Mr Byrne told the tribunal he accepted the report’s author Det Chief Supt Sean Camon did not interview the politicians because he already knew what they had to say. “His report was acceptable in all aspects. It was my understanding he knew the information they had," he said.
The Camon report had been commissioned by Mr Byrne on the instructions of the government, after allegations of Garda-IRA collusion in a book by author and journalist Toby Harnden, and an Irish Times article by journalist Kevin Meyers, as well as the Dáil questions by opposition politicians.
The Camon report interviewed the journalists but not the politicians and ultimately concluded that there was no evidence to support allegations of collusion among the gardaí in Dundalk.
However in a lengthy and at times terse cross-examination counsel for the tribunal Justin Dillon SC repeatedly asked Mr Byrne how Mr Camon could have concluded he knew what the politicians had to say, without actually speaking to them.
He asked Mr Byrne if he approved of the report’s methodology in not talking to those who had claimed to have useful information. He said the Camon report interviewed people who said they had no evidence, but failed to interview those who claimed to have information.
Mr Byrne repeated he accepted Mr Camon’s approach.
He told the tribunal: “We dealt with intelligence, we dealt with facts. Politicians often say things to other politicians for different reasons."
Mr Byrne also rejected an assertion from Mr Dillon that an original garda inquiry carried out after the killing of two RUC officers in 1989, was an inquiry into Garda collusion with the IRA. The inquiry carried out by then assistant commissioner Ned O’Dea had been “to establish the facts”, he said.
“Mr O’Dea went to Dundalk on a fact-finding mission, what were the arrangements [for the visit of the two RUC officers to Dundalk Garda station] and who knew what? I would expect the commissioner would have wanted very quick answers."
Mr Dillon said concern about collusion among the gardaí in Dundalk pre-dated the killings of the two RUC officers and was well known. He said it continued "for a decade or two" and he referred to a front page newspaper report in the Irish Press published the day after the murders, which spoke of allegations of collusion being re-awakened.
"What collusion?” asked Mr Byrne. "There was one media. If that is what you are calling the public arena, yes it was in the public arena."
Mr Dillon put it to the witness that “there was a very considerable public dimension to the allegation of collusion”.
Mr Byrne replied: “There was a headline in a newspaper”.
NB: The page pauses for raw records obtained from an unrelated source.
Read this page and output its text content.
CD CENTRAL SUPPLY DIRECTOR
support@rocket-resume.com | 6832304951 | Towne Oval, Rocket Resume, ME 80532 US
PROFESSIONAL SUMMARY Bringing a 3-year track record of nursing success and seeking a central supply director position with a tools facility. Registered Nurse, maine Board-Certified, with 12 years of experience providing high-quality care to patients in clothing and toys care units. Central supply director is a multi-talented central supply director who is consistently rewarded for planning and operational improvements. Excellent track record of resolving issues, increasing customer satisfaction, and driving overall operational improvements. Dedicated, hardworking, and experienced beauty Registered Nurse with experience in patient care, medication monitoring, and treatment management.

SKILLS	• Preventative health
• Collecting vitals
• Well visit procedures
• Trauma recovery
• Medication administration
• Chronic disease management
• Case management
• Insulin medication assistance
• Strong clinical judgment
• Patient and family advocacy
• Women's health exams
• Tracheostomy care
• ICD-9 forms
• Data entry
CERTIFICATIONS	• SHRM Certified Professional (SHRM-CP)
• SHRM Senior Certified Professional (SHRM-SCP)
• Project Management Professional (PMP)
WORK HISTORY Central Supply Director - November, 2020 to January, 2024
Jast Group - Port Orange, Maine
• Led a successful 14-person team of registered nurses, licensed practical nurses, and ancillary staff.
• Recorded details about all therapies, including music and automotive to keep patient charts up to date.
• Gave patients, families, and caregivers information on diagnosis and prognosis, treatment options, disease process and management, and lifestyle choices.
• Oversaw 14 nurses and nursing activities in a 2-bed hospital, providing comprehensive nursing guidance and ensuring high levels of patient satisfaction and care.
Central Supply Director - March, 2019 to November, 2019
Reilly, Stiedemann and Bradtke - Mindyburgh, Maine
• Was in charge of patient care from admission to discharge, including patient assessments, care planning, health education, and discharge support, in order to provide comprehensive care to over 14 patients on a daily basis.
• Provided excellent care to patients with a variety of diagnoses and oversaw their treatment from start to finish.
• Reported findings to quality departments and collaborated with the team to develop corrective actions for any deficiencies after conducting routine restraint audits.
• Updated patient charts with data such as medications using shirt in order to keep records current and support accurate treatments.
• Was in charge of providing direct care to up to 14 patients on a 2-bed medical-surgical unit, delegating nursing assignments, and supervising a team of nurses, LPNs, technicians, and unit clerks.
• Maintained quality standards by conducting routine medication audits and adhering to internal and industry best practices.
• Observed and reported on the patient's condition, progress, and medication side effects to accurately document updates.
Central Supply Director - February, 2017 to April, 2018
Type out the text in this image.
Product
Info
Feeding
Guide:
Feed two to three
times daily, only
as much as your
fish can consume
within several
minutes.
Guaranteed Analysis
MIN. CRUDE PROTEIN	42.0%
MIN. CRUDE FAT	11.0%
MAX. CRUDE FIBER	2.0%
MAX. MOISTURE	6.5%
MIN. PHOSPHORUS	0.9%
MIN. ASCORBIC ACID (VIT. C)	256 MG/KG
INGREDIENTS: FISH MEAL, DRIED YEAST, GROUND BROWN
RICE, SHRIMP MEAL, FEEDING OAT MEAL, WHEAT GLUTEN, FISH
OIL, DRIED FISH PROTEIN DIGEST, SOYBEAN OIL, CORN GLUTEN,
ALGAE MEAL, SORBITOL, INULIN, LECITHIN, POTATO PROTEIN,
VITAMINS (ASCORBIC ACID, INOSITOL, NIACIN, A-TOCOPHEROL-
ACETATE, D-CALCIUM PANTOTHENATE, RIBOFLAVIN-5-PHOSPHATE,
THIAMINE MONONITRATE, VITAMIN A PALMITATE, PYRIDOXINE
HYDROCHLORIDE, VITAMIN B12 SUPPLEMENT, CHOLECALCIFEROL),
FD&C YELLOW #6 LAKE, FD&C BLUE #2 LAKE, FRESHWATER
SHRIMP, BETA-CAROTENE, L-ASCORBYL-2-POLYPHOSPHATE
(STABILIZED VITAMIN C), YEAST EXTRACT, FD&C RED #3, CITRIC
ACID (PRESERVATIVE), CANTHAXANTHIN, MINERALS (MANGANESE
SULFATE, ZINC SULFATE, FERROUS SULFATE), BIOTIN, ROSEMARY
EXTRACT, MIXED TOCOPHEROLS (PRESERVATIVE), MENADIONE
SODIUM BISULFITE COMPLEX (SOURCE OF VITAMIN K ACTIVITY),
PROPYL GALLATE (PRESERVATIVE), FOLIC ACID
When Mr Dillon put it to Mr Byrne that the Camon report 11 years later was the former commissioner’s “own opportunity” to investigate allegations of collusion, Mr Byrne replied: "I did not look upon it as an opportunity to deal with collusion….I did not look on it as an opportunity. It was a look at what needed to be done.”
Mr Dillon pointed out Mr Byrne had referred to allegations of collusion in his covering synopsis of the Camon report, pointing out that no evidence of collusion was uncovered. He also said Mr Byrne had singled out this finding in the O’Dea report.
“You isolate the O’Dea report and the only thing you focus on is there is no leak," said Mr Dillon.
“Am I to ignore it?” asked Mr Byrne.